Holding my breath, I slowly get up from the stool, the metal legs screeching against the tile. I wince, the eruption loud and unpleasant.
Well, goddammit, good thing I didn’t become a spy. I would so die on the job.
Quickly, I walk over to the silverware drawer, slide it open and grab the butcher knife. Holding this weapon is starting to become a daily routine, and I’m becoming bored with it.
I don’t stop to think about what I’m doing. I clamber towards the stairs, whip around the railing, and quietly make my way up the steps. Briefly, I consider the movie title of the horror movie they’d make after my life.
Making my way down the hall, I peek into open rooms, holding the knife out in front of me. The hallway is long and wide, with five of the bedrooms up here.
Just as I step out of one of the empty bedrooms, I hear a small thump. It sounded like it came from my room.
With bated breath, I creep down the hallway, holding all my weight on my toes.
No fucking idea how ballerinas do it.
My bedroom door is shut. Adrenaline steadily releases into my bloodstream, like injecting heroin in a vein.
It wasn’t shut before.
I stand outside my door, staring at it as if it’s going to grow a face and warn me of what’s inside. That’d totally be beneficial right now.
Because not knowing what I will find on the other side is the worst part. That’s what makes my heart pound viciously in my chest and tightens my lungs.
Will I open the door and see the shadow from my nightmares? Going through my things?

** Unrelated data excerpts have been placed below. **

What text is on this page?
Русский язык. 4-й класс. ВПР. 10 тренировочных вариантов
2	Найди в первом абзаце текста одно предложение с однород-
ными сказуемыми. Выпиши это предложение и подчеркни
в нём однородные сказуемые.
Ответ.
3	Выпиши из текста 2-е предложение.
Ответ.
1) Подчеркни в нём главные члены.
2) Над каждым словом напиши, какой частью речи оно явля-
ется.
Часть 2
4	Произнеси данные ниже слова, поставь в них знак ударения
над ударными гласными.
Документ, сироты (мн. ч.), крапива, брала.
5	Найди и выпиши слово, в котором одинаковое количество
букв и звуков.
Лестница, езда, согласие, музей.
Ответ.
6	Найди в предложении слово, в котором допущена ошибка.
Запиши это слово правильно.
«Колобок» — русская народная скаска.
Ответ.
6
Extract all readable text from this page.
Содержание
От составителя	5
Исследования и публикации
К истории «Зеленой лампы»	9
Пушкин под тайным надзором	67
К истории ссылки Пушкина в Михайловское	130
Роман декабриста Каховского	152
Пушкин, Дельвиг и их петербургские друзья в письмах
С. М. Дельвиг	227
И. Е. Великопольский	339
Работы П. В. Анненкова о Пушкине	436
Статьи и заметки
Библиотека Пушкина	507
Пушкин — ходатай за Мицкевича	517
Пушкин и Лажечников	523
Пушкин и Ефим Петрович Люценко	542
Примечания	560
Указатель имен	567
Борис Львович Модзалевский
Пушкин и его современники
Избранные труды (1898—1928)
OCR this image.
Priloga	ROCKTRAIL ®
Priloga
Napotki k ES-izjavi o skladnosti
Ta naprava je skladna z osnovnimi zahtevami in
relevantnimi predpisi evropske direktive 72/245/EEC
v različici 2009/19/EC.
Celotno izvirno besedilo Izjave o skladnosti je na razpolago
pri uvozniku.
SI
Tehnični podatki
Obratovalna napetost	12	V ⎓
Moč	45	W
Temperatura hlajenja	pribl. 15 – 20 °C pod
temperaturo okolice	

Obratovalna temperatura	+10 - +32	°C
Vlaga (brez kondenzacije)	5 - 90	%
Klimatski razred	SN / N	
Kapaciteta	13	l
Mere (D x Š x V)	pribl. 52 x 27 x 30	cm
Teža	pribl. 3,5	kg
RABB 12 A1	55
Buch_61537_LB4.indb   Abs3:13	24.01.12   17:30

My eyes widen, realization hitting that the sick fuck could be going through my underwear drawer. The thought sends a tsunami of anger washing over me, and before I can consider the ramifications, I barrel through the door.
No one is inside.
I charge through the room, checking every corner before storming out onto the balcony. No one.
Chest heaving, I whip around and scope out the room, trying to figure out where an intruder could hide. My eyes pause on the closet.
I aim for it, sliding the door open so forcefully, it nearly comes off the track. My arm lashes through the clothing, searching for someone that isn't here.
But I know I heard something.
My breath catches when I turn, and my eyes sweep across my bed, forcing me to backtrack. Right under my bed is Gigi’s diary, lying on the floor and flipped open.
That must’ve been what the thump was, but how the fuck did it fall? My blood freezes when I look on my nightstand and see the diary I’ve been reading still there.
I had put Gigi’s other two diaries in my nightstand for safekeeping until I got to them. So how did one of them end up on the floor?
With another suspicious sweep of the room, I walk over to the book and pick it up, leaving it open. Skimming my eyes across the page, I pause when I take in the words.
Judging by the dates, it’s the last book she wrote in before she died. The three books span across two years, Gigi having died on May 20th, 1946.
The book was open on an entry two days before Gigi’s murder, May 18th. She’s expressing fear, but she doesn’t say of who. Clearly, she’s terrified of something. My heart thumps harder as I ingest her rushed words.
She talks about someone being after her. Scaring her. Who, though? Forgetting about everything else around me, I sit on the edge of the bed and flip to the beginning.
With each passing entry, her words become clipped and fearful. Before I know it, I’m nearly ripping through the pages, trying to find any inkling of who her murderer is.
But on the very last page, her last words are: he came for me. No lipstick kiss on the page. Just those four daunting words. I turn the page, looking to see if there’s more. Desperate for it, actually.
There are no more entries, but I do notice something strange.
A jagged piece of paper sticks out from the spine. I trace my fingers over it. A page has been ripped out of the diary.
Did she write down something important and decide it wasn’t worth the risk of anyone knowing? All three of these books are risqué, full of cheating and sex. Above all, full of love for a man that stalked her.
I look up, staring ahead but seeing nothing.
When Mom left, she left with the hopes that I’d listen to her advice and move out of Parsons Manor. But when she walked out of that door, the sickening smell of her Chanel perfume lingering in my nostrils, I decided I didn’t want to move.
Did Nana have a weird attachment to the manor? Possibly. But if this house meant so much to her, it doesn’t feel right to give it away. Even if that means I have an unhealthy attachment, too.
And now, that decision is only solidifying. There’s no way this book could’ve ended up on the floor. Yet it did. And I don’t know if it was Nana’s doing, or Gigi’s, but someone wanted me to read these entries.